Sometimes I wonder what it would be like to work at different places doing somebody else’s job. If you are like most people you have had a few jobs in your life. But what about jobs that people do that there is no way you would ever have. What would it be like to say run a train? Be an entertainer on a cruise ship? Work in a rum distillery? Be an orderly—what exactly is an orderly? 

                I don’t think I would do well on an assembly line. I like variety. But maybe the workers on assembly lines rotate to get the full spectrum of what is being built on that line. That might be kind of cool. Just think of all the things that are done to a D8 CAT before it rolls or tracks and rumbles off the assembly line. But after some thought I think everything on that line would be heavy and each step would have finger pinching written all over it. Knowing my own limitations, I best stay away from mechanical machinery. 

                I worked as a short order cook and a counter waitress in a small casino but I have always wondered what it would be like to work in a fancy schamcy restaurant where the tips I hear can be pretty hefty. I think I have the personality to be a server to fine diners. Of course I also know that I have a strong enough personality to know that I would not take being treated as I have seen some servers treated by customers that are, what would be the right word here—snotty. Yes with me a snotty customer wouldn’t stand a chance. That however is not the correct attitude to have going into a job. 

                Another job I wish I would have had the opportunity to give a whirl was a stewardess. Okay so now-a-days the politically correct term is flight attendant. So being a flight attendant seems to be a very romantic job. All that travel and adventure. Oh and of course there is that handing out empty then picking up full, air sick bags! Might want to rethink this one… 

                More times that I can count I have uttered, “If I knew then what I know now…” I would like to replay my senior year in high school and try for more scholarships and go on to a big city school and see what I could have accomplished. I would like to have started my writing a lot earlier to see what I could have done.  I have to be careful not to should-a, would-a or could-a, my life away. It’s really easy to fall into that vat of nonsense. But at the same time you have to keep reaching for something, anything and everything you want. 
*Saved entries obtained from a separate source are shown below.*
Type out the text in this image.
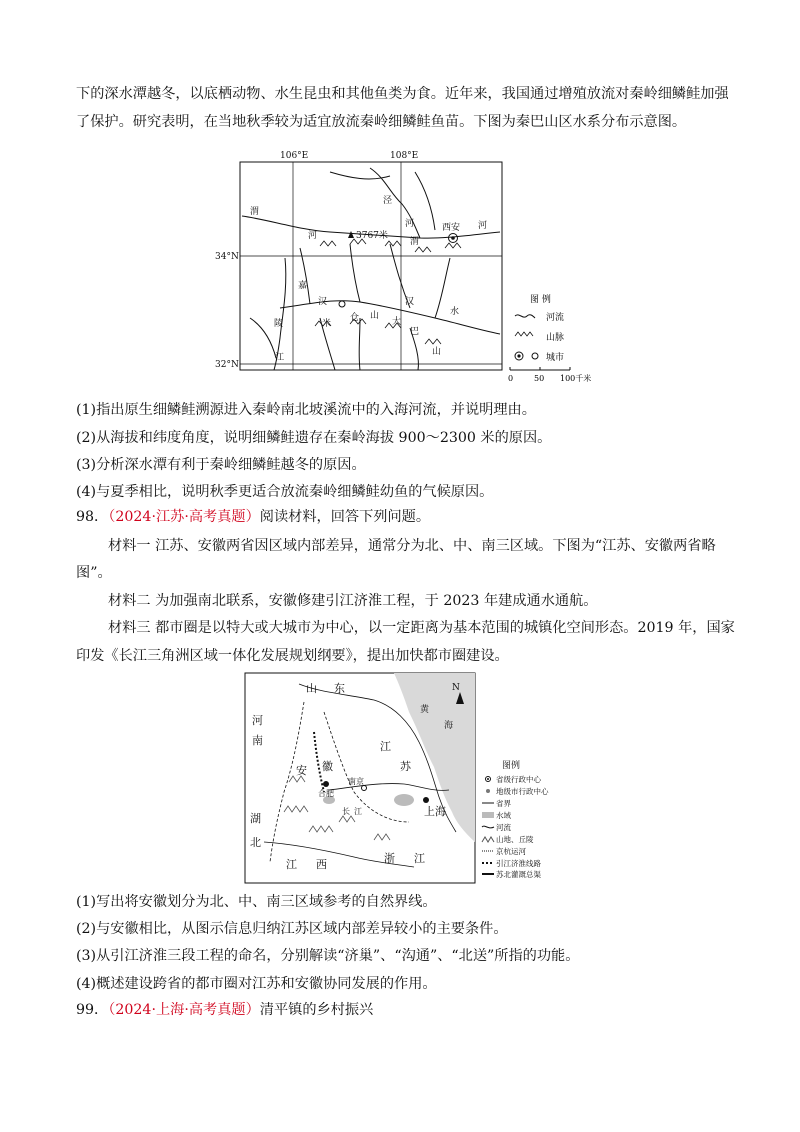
下的深水潭越冬，以底栖动物、水生昆虫和其他鱼类为食。近年来，我国通过增殖放流对秦岭细鳞鲑加强
了保护。研究表明，在当地秋季较为适宜放流秦岭细鳞鲑鱼苗。下图为秦巴山区水系分布示意图。
106°E	108°E
34°N
32°N
泾
河	西安 河
渭
渭
河	3767米
嘉
汉	汉
陵	米
仓 山
大
巴
山
江
水
图 例
河流
山脉
城市
0	50 100千米
(1)指出原生细鳞鲑溯源进入秦岭南北坡溪流中的入海河流，并说明理由。
(2)从海拔和纬度角度，说明细鳞鲑遗存在秦岭海拔 900～2300 米的原因。
(3)分析深水潭有利于秦岭细鳞鲑越冬的原因。
(4)与夏季相比，说明秋季更适合放流秦岭细鳞鲑幼鱼的气候原因。
98．（2024·江苏·高考真题）阅读材料，回答下列问题。
材料一 江苏、安徽两省因区域内部差异，通常分为北、中、南三区域。下图为“江苏、安徽两省略
图”。
材料二 为加强南北联系，安徽修建引江济淮工程，于 2023 年建成通水通航。
材料三 都市圈是以特大或大城市为中心，以一定距离为基本范围的城镇化空间形态。2019 年，国家
印发《长江三角洲区域一体化发展规划纲要》，提出加快都市圈建设。
山 东
河
南
安 徽
合肥
江
苏
南京
上海
湖
北
江 西	浙 江
黄
海
长 江
N
图例
省级行政中心
地级市行政中心
省界
水域
河流
山地、丘陵
京杭运河
引江济淮线路
苏北灌溉总渠
(1)写出将安徽划分为北、中、南三区域参考的自然界线。
(2)与安徽相比，从图示信息归纳江苏区域内部差异较小的主要条件。
(3)从引江济淮三段工程的命名，分别解读“济巢”、“沟通”、“北送”所指的功能。
(4)概述建设跨省的都市圈对江苏和安徽协同发展的作用。
99．（2024·上海·高考真题）清平镇的乡村振兴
                That is very appropriate at this time of the year, the New Year, the resolution promise of a new year. Yes, yes we all want to lose weight, be nicer, and have more patience and please if you do smoke—stop smoking. (Know that I am behind ya all the way on that one!) But this year how about standing outside of the regular loop and going with what you already have and adding to that? Become the better whatever you are. Reach down deep and grab hold of what you have and grow with that. My other half tells me that some of the best advice he got when he was a kid was that he could have or be anything he wanted just as long as he worked hard and went out and earned it. That’s pretty grandiose advice. It should be it was from his Grandfather! 
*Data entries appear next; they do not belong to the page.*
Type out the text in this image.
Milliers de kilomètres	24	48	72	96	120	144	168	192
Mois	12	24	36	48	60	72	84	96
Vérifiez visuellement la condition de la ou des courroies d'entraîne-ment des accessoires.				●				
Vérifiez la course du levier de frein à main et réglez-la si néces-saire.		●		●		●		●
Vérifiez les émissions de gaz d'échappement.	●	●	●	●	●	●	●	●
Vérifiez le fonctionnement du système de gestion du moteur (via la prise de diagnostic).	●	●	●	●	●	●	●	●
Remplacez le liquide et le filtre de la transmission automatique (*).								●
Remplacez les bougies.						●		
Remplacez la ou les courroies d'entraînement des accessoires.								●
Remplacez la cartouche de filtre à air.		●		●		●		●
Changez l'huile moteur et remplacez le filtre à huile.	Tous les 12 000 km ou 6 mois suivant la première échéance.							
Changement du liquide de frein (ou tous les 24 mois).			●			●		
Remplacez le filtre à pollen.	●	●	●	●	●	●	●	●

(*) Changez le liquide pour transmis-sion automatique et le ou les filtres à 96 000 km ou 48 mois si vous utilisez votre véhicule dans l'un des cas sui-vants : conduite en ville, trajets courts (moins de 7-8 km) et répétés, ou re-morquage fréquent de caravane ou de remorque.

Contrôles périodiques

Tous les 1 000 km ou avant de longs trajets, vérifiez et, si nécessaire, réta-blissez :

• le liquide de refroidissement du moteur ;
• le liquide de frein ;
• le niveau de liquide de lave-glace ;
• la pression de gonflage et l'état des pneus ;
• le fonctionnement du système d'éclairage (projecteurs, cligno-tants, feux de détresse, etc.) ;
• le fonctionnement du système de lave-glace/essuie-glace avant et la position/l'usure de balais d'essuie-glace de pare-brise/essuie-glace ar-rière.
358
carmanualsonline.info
                I don’t have a perfectly easy way to do all that. It takes hard work to sometimes even get up in the morning let alone facing a day full of trying to be more than I was yesterday. However—yes another famous however—however nearly every day I look down the road of life and say, “Bring it on life, and give it your best shot!” I come from good genes and have a hard enough head to know that taking it on the chin just means to me that I can still feel and react to life. With that and a sack of ice I can take on the world. That’s my job every day of every year—what else could I ask for? 

                Hap, hap, happy New Year!